Nel corso dell’ultimo Consiglio comunale di legislatura, l’Aula “Pietro Battaglia” ha discusso e approvato il Regolamento sui Comitati di quartiere, uno strumento che punta a rafforzare la partecipazione dei cittadini alla vita amministrativa. Un tema importante, da tempo al centro del dibattito politico cittadino e, non a caso, già inserito nel programma del centrodestra. Alla fine, però, è stata la maggioranza di centrosinistra a portarlo in approvazione: un dato che evidenzia, ancora una volta, le dinamiche di un bipolarismo politico in cui le idee spesso viaggiano oltre gli schieramenti, ma anche le contraddizioni che ne derivano.
Ci sono interventi che non passano inosservati. E quello di Massimo Ripepi è stato uno di questi: diretto, netto, senza giri di parole. Un attacco frontale, che mette in discussione non tanto il merito del provvedimento, quanto la coerenza politica di chi lo propone.
«L’ipocrisia del PD supera quella degli scribi e dei farisei. Approvano il ‘listone della vergogna’ che impedirà a centinaia di cittadini di candidarsi alle circoscrizioni e, contemporaneamente, approvano i comitati di quartiere dichiarandosi a favore della partecipazione popolare. Mai così in basso. Il nostro voto è favorevole solo perché siamo a favore della vera partecipazione popolare. Approvare questo provvedimento proprio alla fine della legislatura, inoltre, puzza solo di clientelismo» – affonda durissimo Ripepi.

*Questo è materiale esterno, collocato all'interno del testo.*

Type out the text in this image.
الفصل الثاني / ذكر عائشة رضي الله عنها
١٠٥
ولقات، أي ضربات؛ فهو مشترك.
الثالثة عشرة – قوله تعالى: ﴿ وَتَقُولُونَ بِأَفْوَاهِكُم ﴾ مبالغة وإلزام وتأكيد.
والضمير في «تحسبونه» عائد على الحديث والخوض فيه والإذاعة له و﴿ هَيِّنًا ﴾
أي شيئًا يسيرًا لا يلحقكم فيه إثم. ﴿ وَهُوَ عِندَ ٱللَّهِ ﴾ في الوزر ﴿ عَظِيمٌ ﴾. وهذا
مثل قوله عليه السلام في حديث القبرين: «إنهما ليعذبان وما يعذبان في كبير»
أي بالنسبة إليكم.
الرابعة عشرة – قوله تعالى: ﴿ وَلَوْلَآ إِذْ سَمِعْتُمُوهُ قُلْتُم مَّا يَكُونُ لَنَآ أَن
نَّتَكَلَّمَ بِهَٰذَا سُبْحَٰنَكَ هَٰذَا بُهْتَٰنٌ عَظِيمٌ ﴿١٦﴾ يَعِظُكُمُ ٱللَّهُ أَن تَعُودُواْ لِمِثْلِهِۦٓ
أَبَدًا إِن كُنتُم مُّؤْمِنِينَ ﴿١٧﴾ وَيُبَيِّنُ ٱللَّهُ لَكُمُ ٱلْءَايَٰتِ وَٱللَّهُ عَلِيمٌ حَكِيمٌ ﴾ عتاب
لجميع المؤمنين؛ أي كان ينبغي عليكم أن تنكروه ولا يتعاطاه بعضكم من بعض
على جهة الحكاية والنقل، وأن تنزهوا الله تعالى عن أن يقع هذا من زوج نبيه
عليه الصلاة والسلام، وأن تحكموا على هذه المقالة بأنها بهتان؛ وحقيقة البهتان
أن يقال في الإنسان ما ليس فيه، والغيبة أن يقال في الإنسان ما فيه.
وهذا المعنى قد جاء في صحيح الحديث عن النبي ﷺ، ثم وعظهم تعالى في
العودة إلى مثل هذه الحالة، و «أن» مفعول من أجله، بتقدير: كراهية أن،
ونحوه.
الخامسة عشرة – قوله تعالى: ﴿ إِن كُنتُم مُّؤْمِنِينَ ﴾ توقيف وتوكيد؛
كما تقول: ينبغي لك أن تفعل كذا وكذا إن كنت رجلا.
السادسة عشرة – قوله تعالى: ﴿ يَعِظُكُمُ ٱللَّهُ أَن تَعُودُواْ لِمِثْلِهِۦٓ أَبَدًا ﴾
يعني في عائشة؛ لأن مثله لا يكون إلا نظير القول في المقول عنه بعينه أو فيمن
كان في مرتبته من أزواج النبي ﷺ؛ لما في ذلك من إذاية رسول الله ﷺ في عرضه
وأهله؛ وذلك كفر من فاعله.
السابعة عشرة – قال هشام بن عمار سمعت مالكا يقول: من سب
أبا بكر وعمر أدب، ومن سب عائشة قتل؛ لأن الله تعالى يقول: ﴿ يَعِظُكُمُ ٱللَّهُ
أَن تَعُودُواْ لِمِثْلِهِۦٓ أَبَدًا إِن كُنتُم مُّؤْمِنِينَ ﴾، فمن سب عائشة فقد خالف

Parole pesanti, certo. Ma che si inseriscono in un contesto che merita una riflessione più ampia e meno superficiale di quanto si voglia far credere.
Perché il nodo non è il regolamento sui comitati di quartiere, che anzi rappresenta uno strumento potenzialmente utile e condivisibile. Il punto è un altro: la tempistica. Dodici anni di amministrazione, dodici anni in cui certi strumenti di partecipazione sono rimasti nel cassetto, e poi – improvvisamente – tutto si accelera a ridosso delle elezioni.
Una coincidenza? Difficile sostenerlo con convinzione.
La politica, quando arriva a fine legislatura e comincia a “produrre” in modo compulsivo, rischia di trasformare anche le buone idee in strumenti sospetti. Perché ciò che conta non è solo cosa si fa, ma quando e perché lo si fa.
Ed è qui che l’accusa di ipocrisia, pur nella sua durezza, trova terreno fertile. Da un lato si introducono meccanismi che, di fatto, restringono la partecipazione – come nel caso del cosiddetto “listone” – dall’altro si sbandierano nuovi strumenti di coinvolgimento popolare. Due direzioni opposte che difficilmente possono convivere senza generare perplessità.
Se questo non è fumo negli occhi, allora è lecito chiedersi cosa lo sia.
Il rischio, concreto, è che i cittadini vengano chiamati a partecipare solo quando serve. Solo quando si vota. Solo quando è utile consolidare consenso.
Ed è proprio su questo punto che il dibattito politico dovrebbe essere più onesto, più trasparente. Perché la partecipazione non è uno slogan da campagna elettorale, ma un processo continuo, che si costruisce nel tempo, non negli ultimi mesi di mandato.
Ripepi ha scelto toni forti. Forse anche divisivi. Ma ha posto una questione che difficilmente può essere liquidata con sufficienza.
E adesso la parola passa ai cittadini. Con una consapevolezza in più: guardare non solo agli annunci, ma ai tempi e alle coerenze con cui arrivano.